Offline and Online Algorithms for SSD Management

Abstract

Flash-based solid-state drives (SSDs) are a key component in most computer systems, thanks to their ability to support parallel I/O at sub-millisecond latency and consistently high throughput. At the same time, due to the limitations of the flash media, they perform writes out-of-place, often incurring a high internal overhead which is referred to as write amplification. Minimizing this overhead has been the focus of numerous studies by the systems research community for more than two decades. The abundance of system-level optimizations for reducing SSD write amplification, which is typically based on experimental evaluation, stands in stark contrast to the lack of theoretical algorithmic results in this problem domain. To bridge this gap, we explore the problem of reducing write amplification from an algorithmic perspective, considering it in both offline and online settings. In the offline setting, we present a near-optimal algorithm.

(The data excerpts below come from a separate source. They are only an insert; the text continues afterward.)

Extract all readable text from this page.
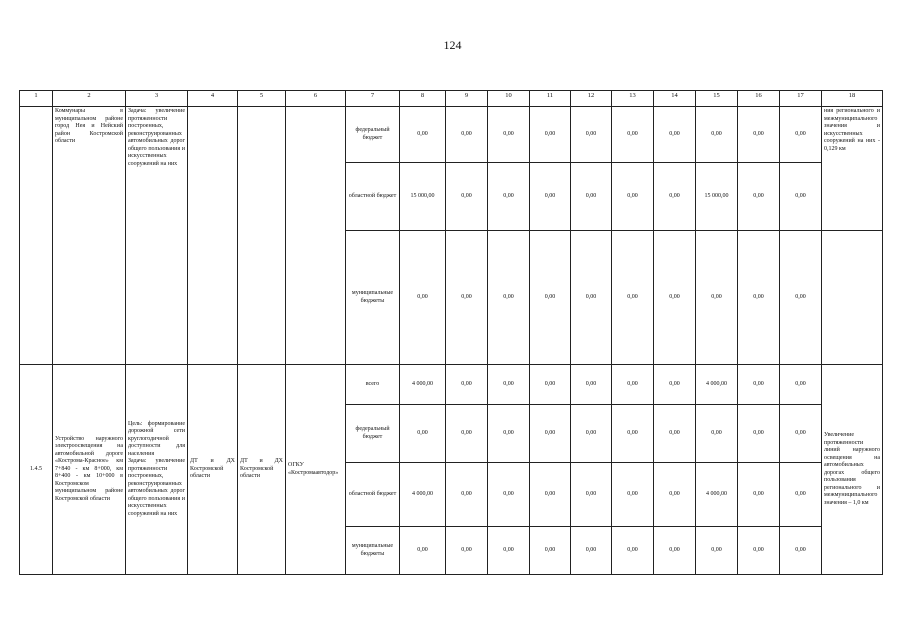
124
1	2	3	4	5	6	7	8	9	10	11	12	13	14	15	16	17	18
	Коммунары в муниципальном районе город Нея и Нейский район Костромской области	Задача: увеличение протяженности построенных, реконструированных автомобильных дорог общего пользования и искусственных сооружений на них				федеральный бюджет	0,00	0,00	0,00	0,00	0,00	0,00	0,00	0,00	0,00	0,00	ния регионального и межмуниципального значения и искусственных сооружений на них - 0,129 км
						областной бюджет	15 000,00	0,00	0,00	0,00	0,00	0,00	0,00	15 000,00	0,00	0,00	
						муниципальные бюджеты	0,00	0,00	0,00	0,00	0,00	0,00	0,00	0,00	0,00	0,00	
1.4.5	Устройство наружного электроосвещения на автомобильной дороге «Кострома-Красное» км 7+840 - км 8+000, км 8+400 - км 10+000 в Костромском муниципальном районе Костромской области	Цель: формирование дорожной сети круглогодичной доступности для населения
Задача: увеличение протяженности построенных, реконструированных автомобильных дорог общего пользования и искусственных сооружений на них	ДТ и ДХ Костромской области	ДТ и ДХ Костромской области	ОГКУ «Костромаавтодор»	всего	4 000,00	0,00	0,00	0,00	0,00	0,00	0,00	4 000,00	0,00	0,00	Увеличение протяженности линий наружного освещения на автомобильных дорогах общего пользования регионального и межмуниципального значения – 1,0 км
						федеральный бюджет	0,00	0,00	0,00	0,00	0,00	0,00	0,00	0,00	0,00	0,00	
						областной бюджет	4 000,00	0,00	0,00	0,00	0,00	0,00	0,00	4 000,00	0,00	0,00	
						муниципальные бюджеты	0,00	0,00	0,00	0,00	0,00	0,00	0,00	0,00	0,00	0,00	
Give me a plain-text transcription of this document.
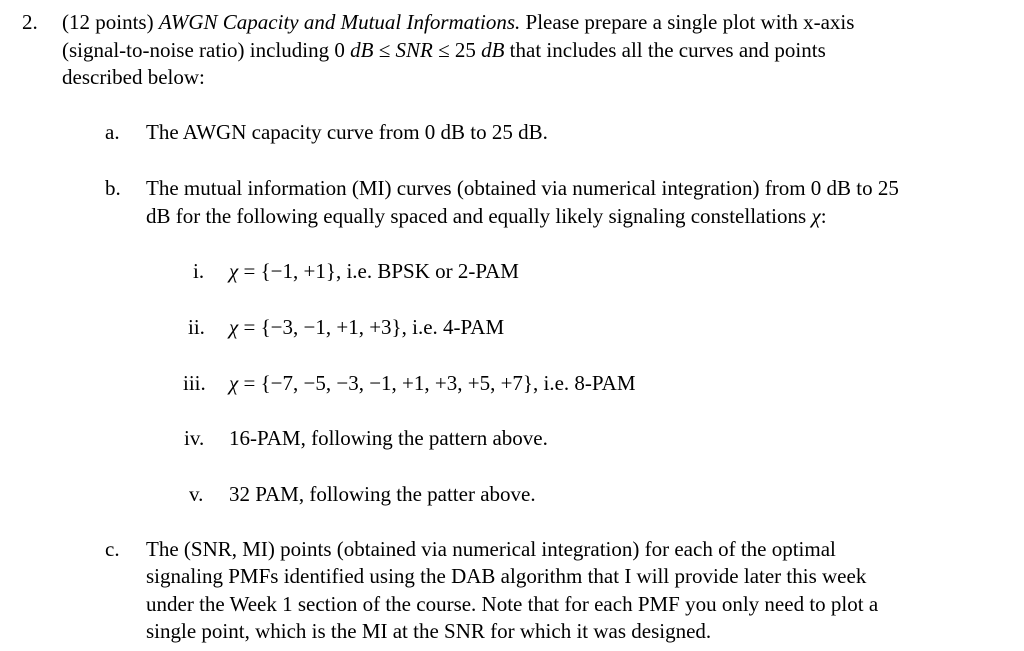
2. (12 points) AWGN Capacity and Mutual Informations. Please prepare a single plot with x-axis
(signal-to-noise ratio) including 0 dB ≤ SNR ≤ 25 dB that includes all the curves and points
described below:
a. The AWGN capacity curve from 0 dB to 25 dB.
b. The mutual information (MI) curves (obtained via numerical integration) from 0 dB to 25
dB for the following equally spaced and equally likely signaling constellations χ:
i. χ = {−1, +1}, i.e. BPSK or 2-PAM
ii. χ = {−3, −1, +1, +3}, i.e. 4-PAM
iii. χ = {−7, −5, −3, −1, +1, +3, +5, +7}, i.e. 8-PAM
iv. 16-PAM, following the pattern above.
v. 32 PAM, following the patter above.
c. The (SNR, MI) points (obtained via numerical integration) for each of the optimal
signaling PMFs identified using the DAB algorithm that I will provide later this week
under the Week 1 section of the course. Note that for each PMF you only need to plot a
single point, which is the MI at the SNR for which it was designed.
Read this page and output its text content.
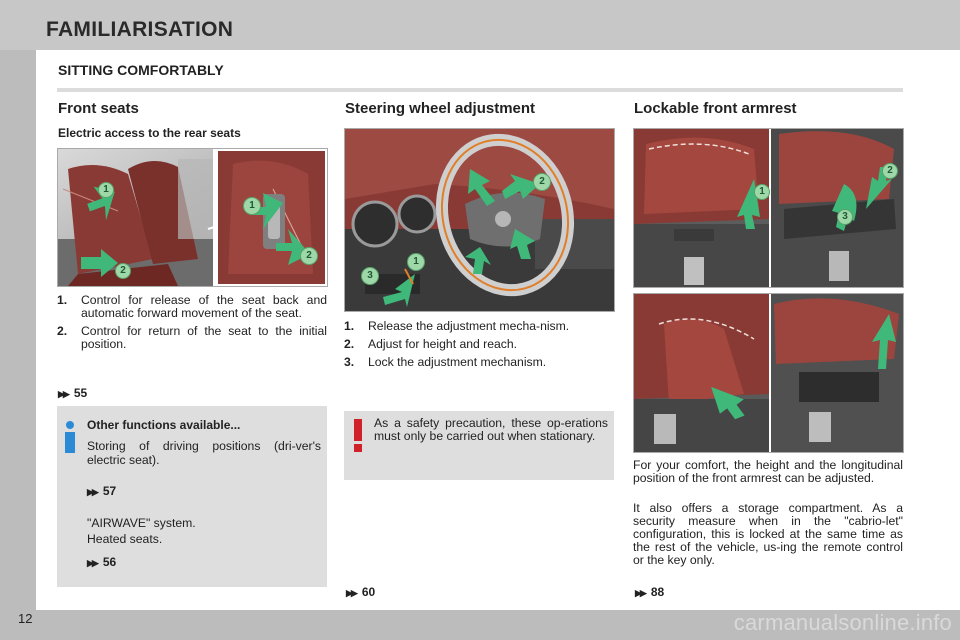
FAMILIARISATION
12
SITTING COMFORTABLY
Front seats
Electric access to the rear seats
1
2
1
2
1. Control for release of the seat back and automatic forward movement of the seat.
2. Control for return of the seat to the initial position.
▶▶ 55
Other functions available...
Storing of driving positions (dri-ver's electric seat).
▶▶ 57
"AIRWAVE" system.
Heated seats.
▶▶ 56
Steering wheel adjustment
2
1
3
1. Release the adjustment mecha-nism.
2. Adjust for height and reach.
3. Lock the adjustment mechanism.
As a safety precaution, these op-erations must only be carried out when stationary.
▶▶ 60
Lockable front armrest
1
2
3
For your comfort, the height and the longitudinal position of the front armrest can be adjusted.
It also offers a storage compartment. As a security measure when in the "cabrio-let" configuration, this is locked at the same time as the rest of the vehicle, us-ing the remote control or the key only.
▶▶ 88
carmanualsonline.info
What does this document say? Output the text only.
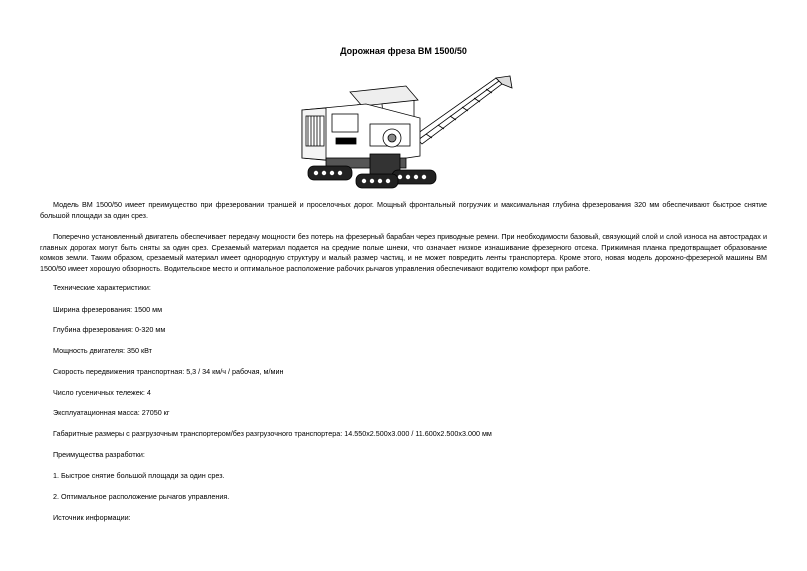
Дорожная фреза ВМ 1500/50
Модель ВМ 1500/50 имеет преимущество при фрезеровании траншей и проселочных дорог. Мощный фронтальный погрузчик и максимальная глубина фрезерования 320 мм обеспечивают быстрое снятие большой площади за один срез.
Поперечно установленный двигатель обеспечивает передачу мощности без потерь на фрезерный барабан через приводные ремни. При необходимости базовый, связующий слой и слой износа на автострадах и главных дорогах могут быть сняты за один срез. Срезаемый материал подается на средние полые шнеки, что означает низкое изнашивание фрезерного отсека. Прижимная планка предотвращает образование комков земли. Таким образом, срезаемый материал имеет однородную структуру и малый размер частиц, и не может повредить ленты транспортера. Кроме этого, новая модель дорожно-фрезерной машины ВМ 1500/50 имеет хорошую обзорность. Водительское место и оптимальное расположение рабочих рычагов управления обеспечивают водителю комфорт при работе.
Технические характеристики:
Ширина фрезерования: 1500 мм
Глубина фрезерования: 0-320 мм
Мощность двигателя: 350 кВт
Скорость передвижения транспортная: 5,3 / 34 км/ч / рабочая, м/мин
Число гусеничных тележек: 4
Эксплуатационная масса: 27050 кг
Габаритные размеры с разгрузочным транспортером/без разгрузочного транспортера: 14.550x2.500x3.000 / 11.600x2.500x3.000 мм
Преимущества разработки:
1. Быстрое снятие большой площади за один срез.
2. Оптимальное расположение рычагов управления.
Источник информации:
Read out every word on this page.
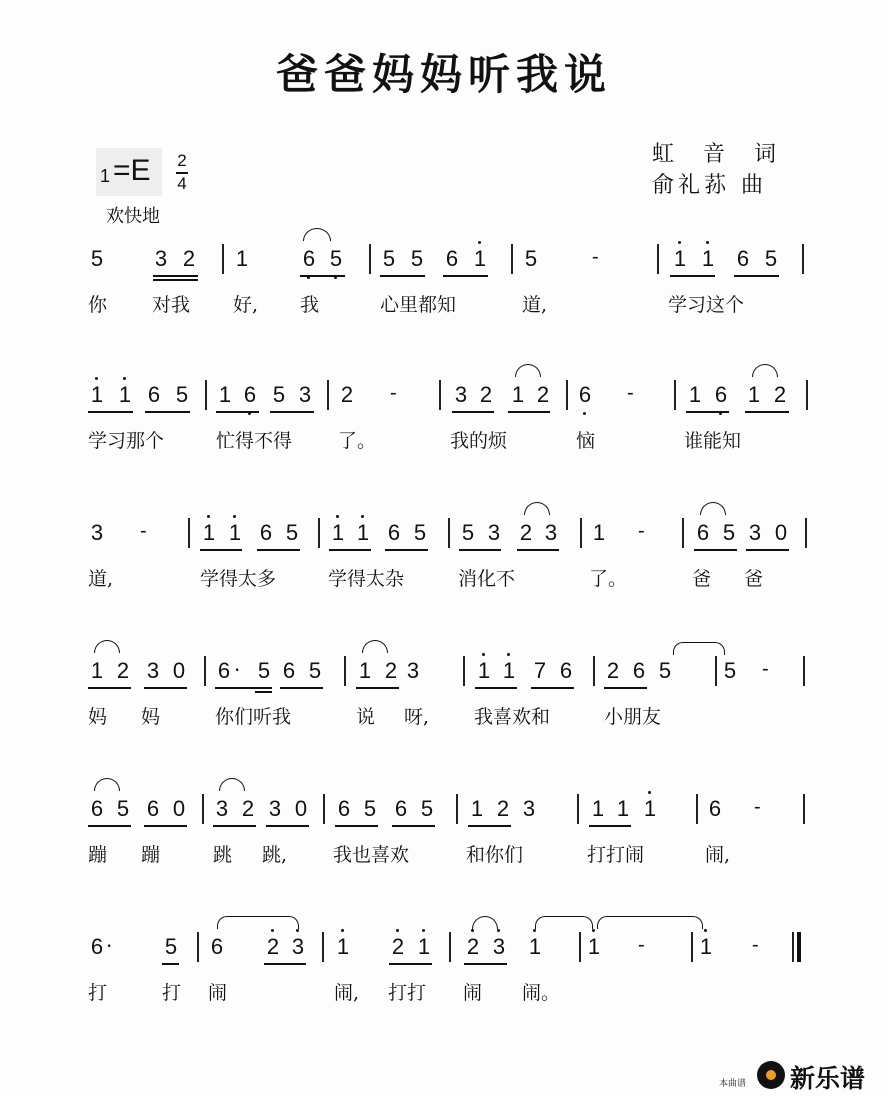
爸爸妈妈听我说
1 =E 2
4
欢快地
虹 音 词
俞礼荪 曲
5 3 2 1 6 5 5 5 6 1 5	-	1 1 6 5
你 对我 好, 我	心里都知	道,	学习这个
1 1 6 5 1 6 5 3 2 -	3 2 1 2 6 -	1 6 1 2
学习那个	忙得不得 了。	我的烦	恼	谁能知
3 -	1 1 6 5 1 1 6 5 5 3 2 3 1 - 6 5 3 0
道,	学得太多	学得太杂	消化不	了。	爸 爸
1 2 3 0 6 · 5 6 5 1 2 3	1 1 7 6 2 6 5 5 -
妈 妈	你们听我	说 呀, 我喜欢和	小朋友
6 5 6 0 3 2 3 0 6 5 6 5 1 2 3	1 1 1 6 -
蹦 蹦	跳 跳, 我也喜欢	和你们	打打闹	闹,
6 · 5 6 2 3 1 2 1 2 3 1 1 -	1 -
打	打 闹	闹, 打打 闹 闹。
本曲谱 新乐谱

In the online setting, we first consider algorithms that have no prior knowledge about the input and show that in this case, the greedy algorithm is optimal. Then, we design an online algorithm that uses predictions about the input. We show that when predictions are relatively accurate, our algorithm significantly improves over the greedy algorithm. We complement our theoretical findings with an empirical evaluation of our algorithms, comparing them with the state-of-the-art scheme. The results confirm that our algorithms exhibit an improved performance for a wide range of input traces.